Jan’s mother is a widow and felt strongly that she did not want to live in a care home. I told Jan this was not the time to make a rushed life changing decision and advised that her mother was entitled to 6 weeks intermediate care free of charge, regardless of her means, so we could find a suitable care home for her to convalesce for a few weeks, while we planned her long term care.
I worked with the Hospital Discharge Team and manager of the home to design a care plan that had a rehab element built into it and Jan’s mother moved to the care home a few days latter. The care home was great and played a positive part in building her confidence.
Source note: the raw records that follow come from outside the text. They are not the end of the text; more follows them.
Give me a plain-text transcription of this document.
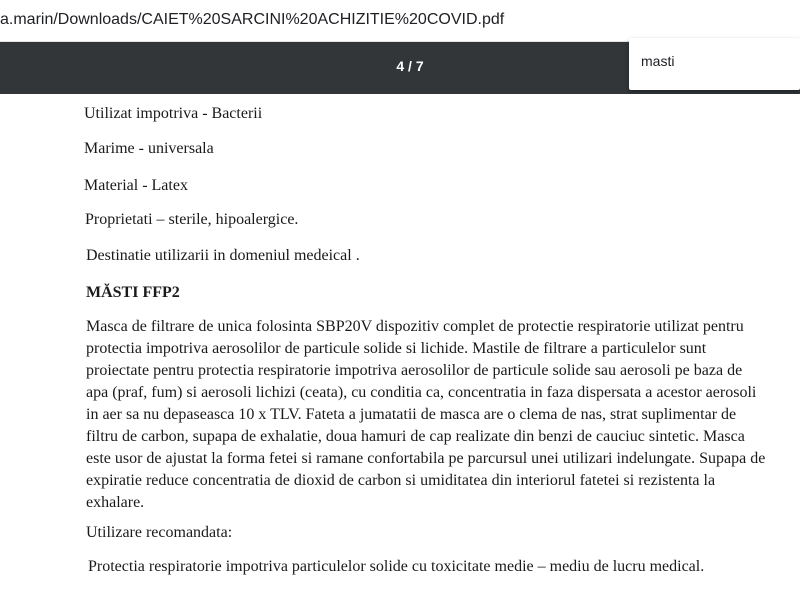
a.marin/Downloads/CAIET%20SARCINI%20ACHIZITIE%20COVID.pdf
4 / 7
masti

Utilizat impotriva - Bacterii

Marime - universala

Material - Latex

Proprietati – sterile, hipoalergice.

Destinatie utilizarii in domeniul medeical .

MĂSTI FFP2

Masca de filtrare de unica folosinta SBP20V dispozitiv complet de protectie respiratorie utilizat pentru

protectia impotriva aerosolilor de particule solide si lichide. Mastile de filtrare a particulelor sunt

proiectate pentru protectia respiratorie impotriva aerosolilor de particule solide sau aerosoli pe baza de

apa (praf, fum) si aerosoli lichizi (ceata), cu conditia ca, concentratia in faza dispersata a acestor aerosoli

in aer sa nu depaseasca 10 x TLV. Fateta a jumatatii de masca are o clema de nas, strat suplimentar de

filtru de carbon, supapa de exhalatie, doua hamuri de cap realizate din benzi de cauciuc sintetic. Masca

este usor de ajustat la forma fetei si ramane confortabila pe parcursul unei utilizari indelungate. Supapa de

expiratie reduce concentratia de dioxid de carbon si umiditatea din interiorul fatetei si rezistenta la

exhalare.

Utilizare recomandata:

Protectia respiratorie impotriva particulelor solide cu toxicitate medie – mediu de lucru medical.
While her mother was in the care home we began recruiting a small team of personal carers. After her mother had been in the home for 4 weeks, and in consultation with Jan and her mother, I arranged an OT and care agency assessments so agency carers could continue with an updated care plan at home, while waiting for the personal assistants to start. (Recruitment of a personal assistant can take around12 weeks, including reference and CRB checks)
Today a small team of 3 part time carers look after Jan’s mother and she is living happily at home. The carers work less, and therefore cost less, because Jan covers some care at weekends and we use the following pieces of equipment.
- A community alarm and personal response service
- A fall detector
- A bed and chair sensor
- A computer for shopping etc.
We also arranged for her mother to attend a local Stroke Club where she has made new friends.
As well as respecting her mother’s choice to live in her own home and giving her the best quality of life possible, I saved money by finding the right placement (home support as opposed to living in a care home), maximising her income by applying for higher rate Attendance Allowance , using equipment to improve independence and her mother’s existing support network.